When it comes to our savings, many of us put our money in an account and then forget about it.

But sticking with the same account - either due to inertia or misplaced loyalty - is false economy when you consider you could easily get a better rate on your hard-earned cash by switching it to another provider.

The credit crunch has been cruel to savers, and in the current low-rate environment you may be feeling confused about where to move your money.

But whatever you do, don't leave it languishing in a poorly-paying variable savings account, as unlike other areas of customer service, loyalty is not rewarded in the savings market.

In fact, banks and building societies tend to reserve their very best rates for new customers, while ignoring loyal savers, so it's important to review your accounts on a regular basis, and be prepared to switch regularly to get the best rate.

Read the Ts and Cs

Savers can now choose from a spate of new easy access accounts, but when shopping around, you need to be aware that savings providers often try to lure potential customers in with table-topping rates.
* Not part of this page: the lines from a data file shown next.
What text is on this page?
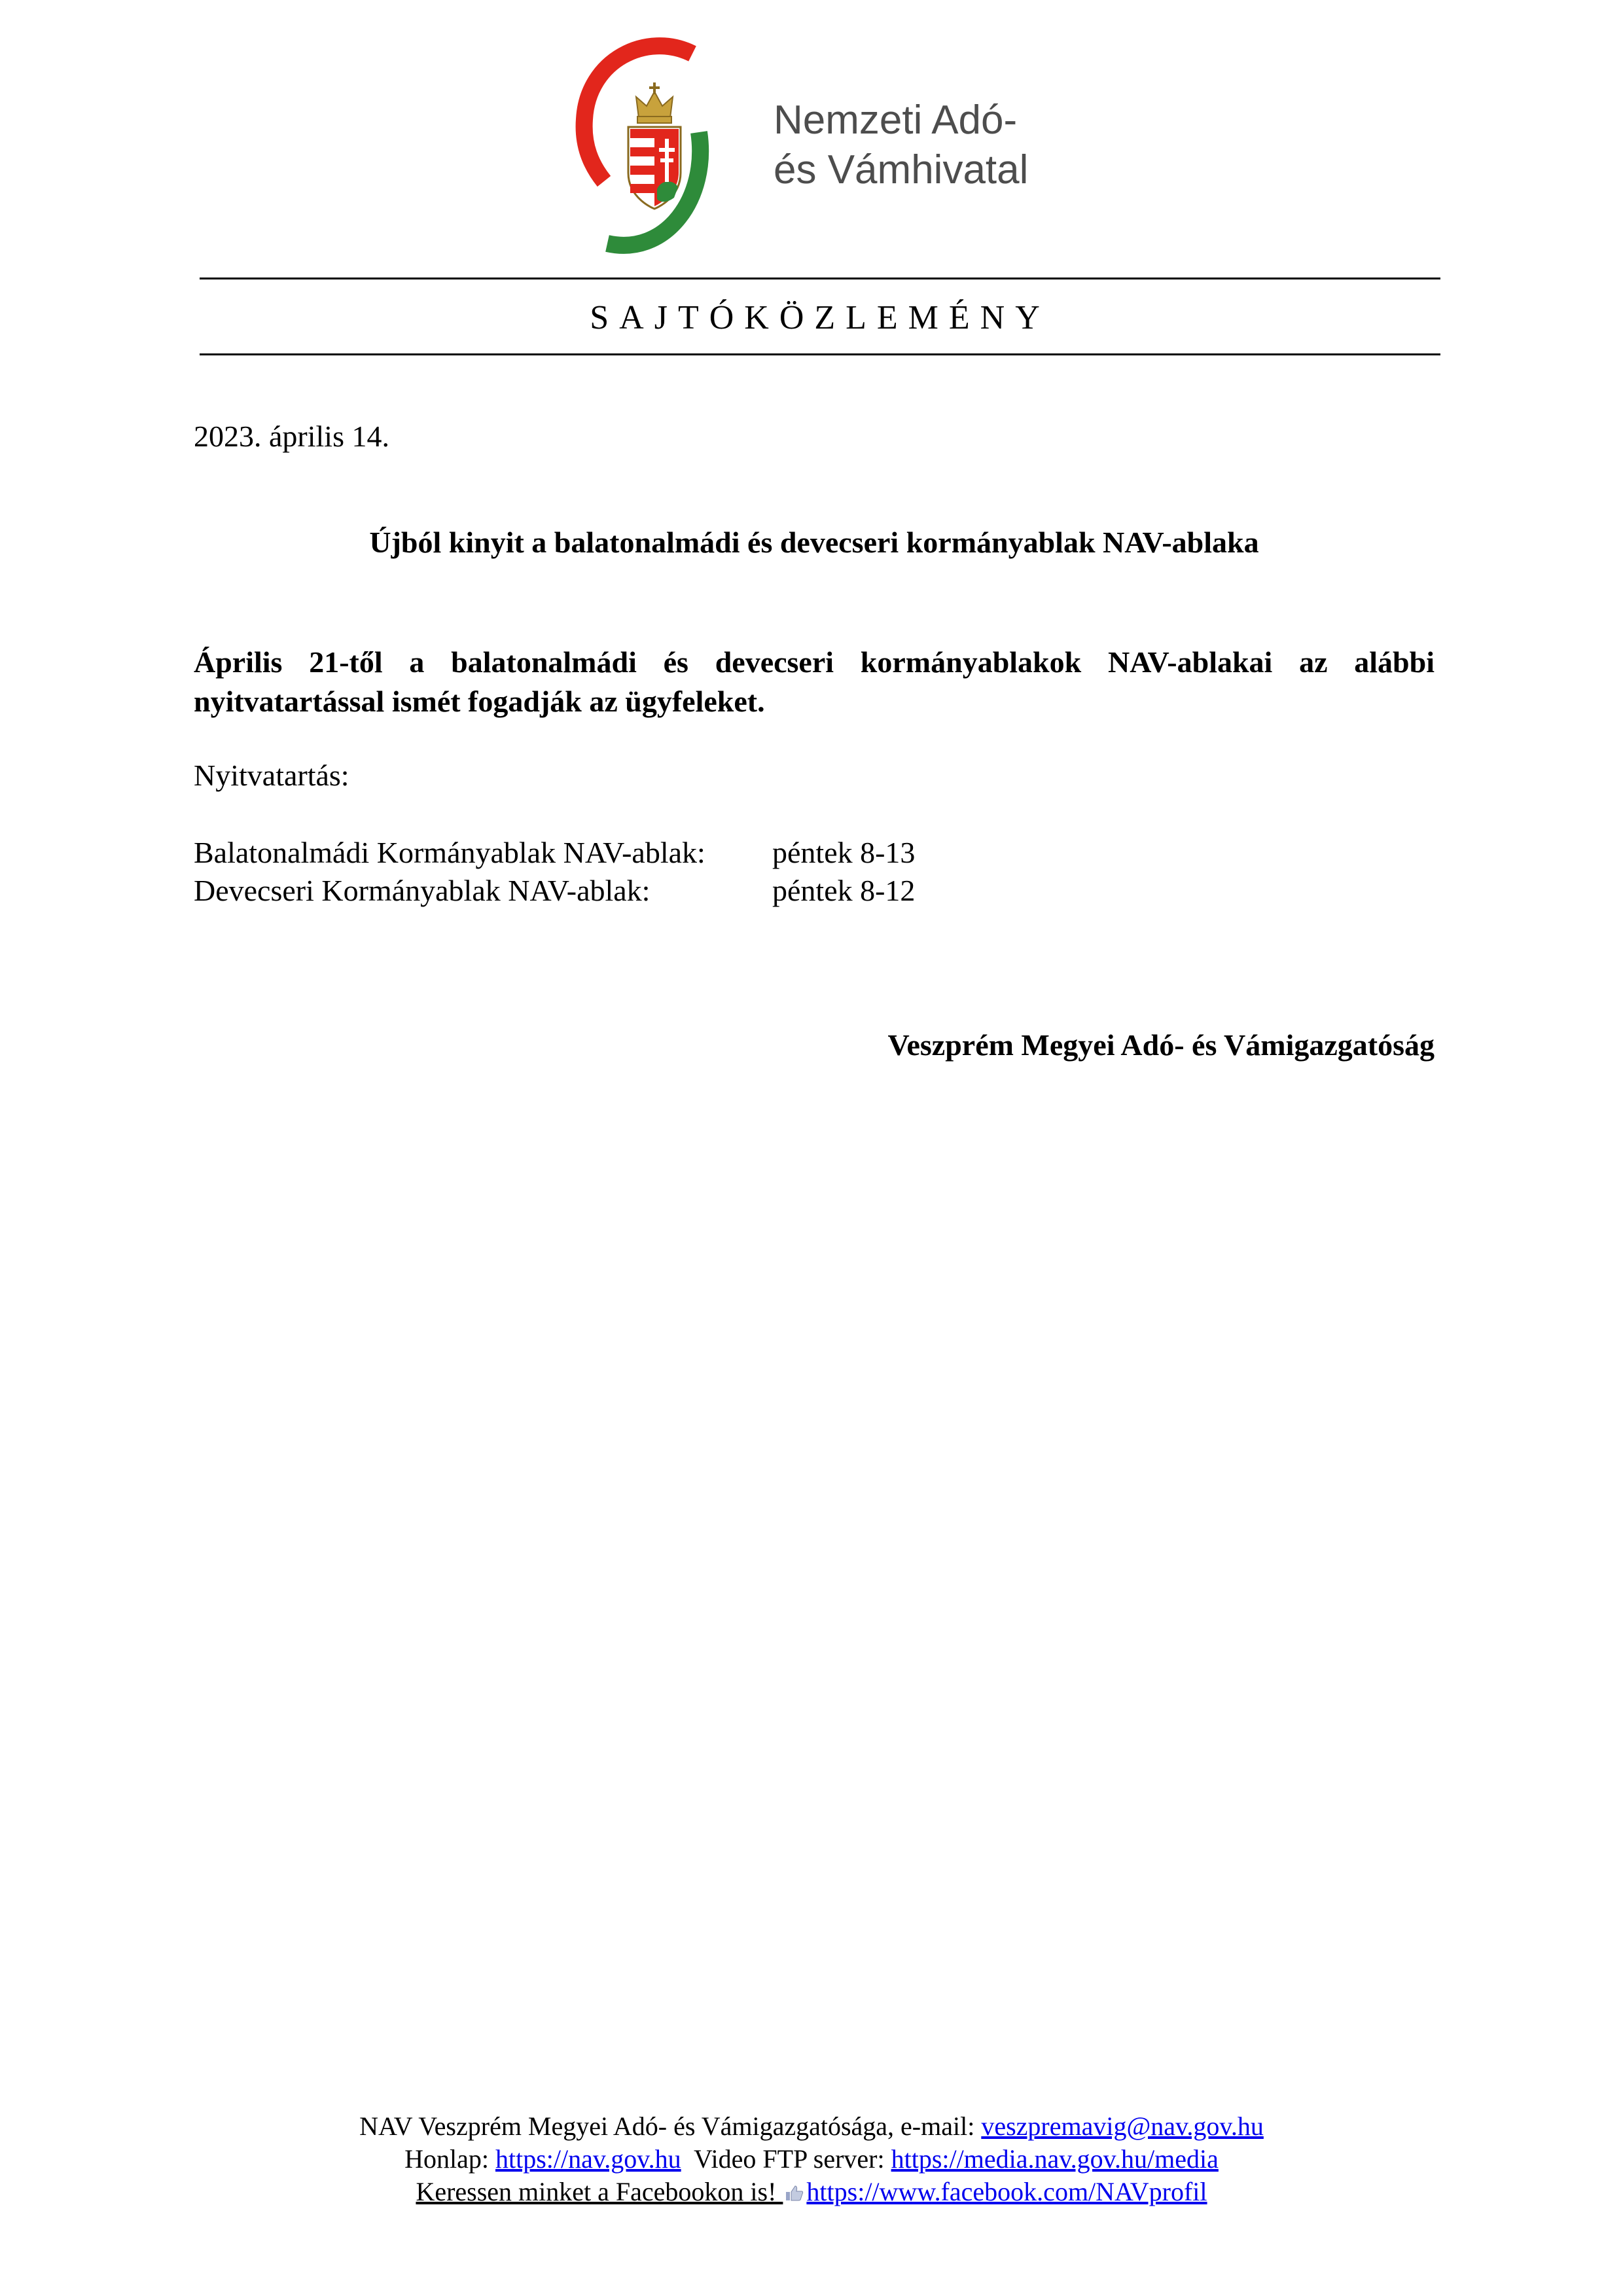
Nemzeti Adó-
és Vámhivatal
SAJTÓKÖZLEMÉNY
2023. április 14.
Újból kinyit a balatonalmádi és devecseri kormányablak NAV-ablaka
Április 21-től a balatonalmádi és devecseri kormányablakok NAV-ablakai az alábbi
nyitvatartással ismét fogadják az ügyfeleket.
Nyitvatartás:
Balatonalmádi Kormányablak NAV-ablak:	péntek 8-13
Devecseri Kormányablak NAV-ablak:	péntek 8-12
Veszprém Megyei Adó- és Vámigazgatóság
NAV Veszprém Megyei Adó- és Vámigazgatósága, e-mail: veszpremavig@nav.gov.hu
Honlap: https://nav.gov.hu  Video FTP server: https://media.nav.gov.hu/media
Keressen minket a Facebookon is! https://www.facebook.com/NAVprofil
The problem is, that while these may seem very appealing, a market-leading account one week might well become a poorly paying account the next - so you need to keep a very close eye on the rate you are getting.

It is also important to watch out for the terms and conditions attached - such as withdrawal restrictions and penalties - as these are becoming increasingly complicated, and could cost you money.

Beware of bonuses

Some accounts that feature in the best buy tables also include eye-catching introductory bonuses to draw you in.
In some cases, the bonus may be fixed which offers some peace of mind, but if it is variable, that bonus could be reduced at any time; either way, the bonus will fall away after a certain period, potentially leaving you earning a paltry rate.

In the current low-rate environment, it makes sense to take advantage of bonuses to boost your returns, but you must remain savvy, and reassess the account from time to time. Make a diary note of when the bonus period ends and be prepared to switch.

Move your money

If you're not earning a healthy return on your nest egg, you need to move to another provider to benefit from the best rates on offer. This is especially important given that some older accounts may pay as little as 0.01 per cent on a £1,000 balance.

If you have held your variable rate savings account for a while, you will almost certainly get a better deal by transferring your funds to a new account.

Pick of the bunch

Citibank is now offering the top easy access rate on its Flexible Saver account (Issue 6) and has increased its rate to 3.25 per cent gross (3.30% AER) including a 2.25 per cent (2.3%) bonus.

ING Direct has recently increased the rate on its savings account to 3.2 per cent, and although this does not include a fixed bonus per se, the rate is fixed for a year.

Alliance & Leicester is paying 3.15 per cent on its Online Saver 5 which includes a variable rate bonus of up to 2.65 per cent for a year, while Birmingham Midshires is also paying 3.15 per cent on its Telephone Extra account including a bonus of 2.65 per cent for 12 months.

Elsewhere, Sainsbury's Banks is paying 3 per cent on its Online Saver, but this requires a minimum balance of £1,000, and only permits a maximum of three withdrawals per year.

Act now

Don't sit back and leave your savings idling away in a low-paying account, take the opportunity now to wake up to what's happening and get better returns on your hard-earned cash.

Loyalty doesn't pay - so be prepared to do your research and take your custom elsewhere.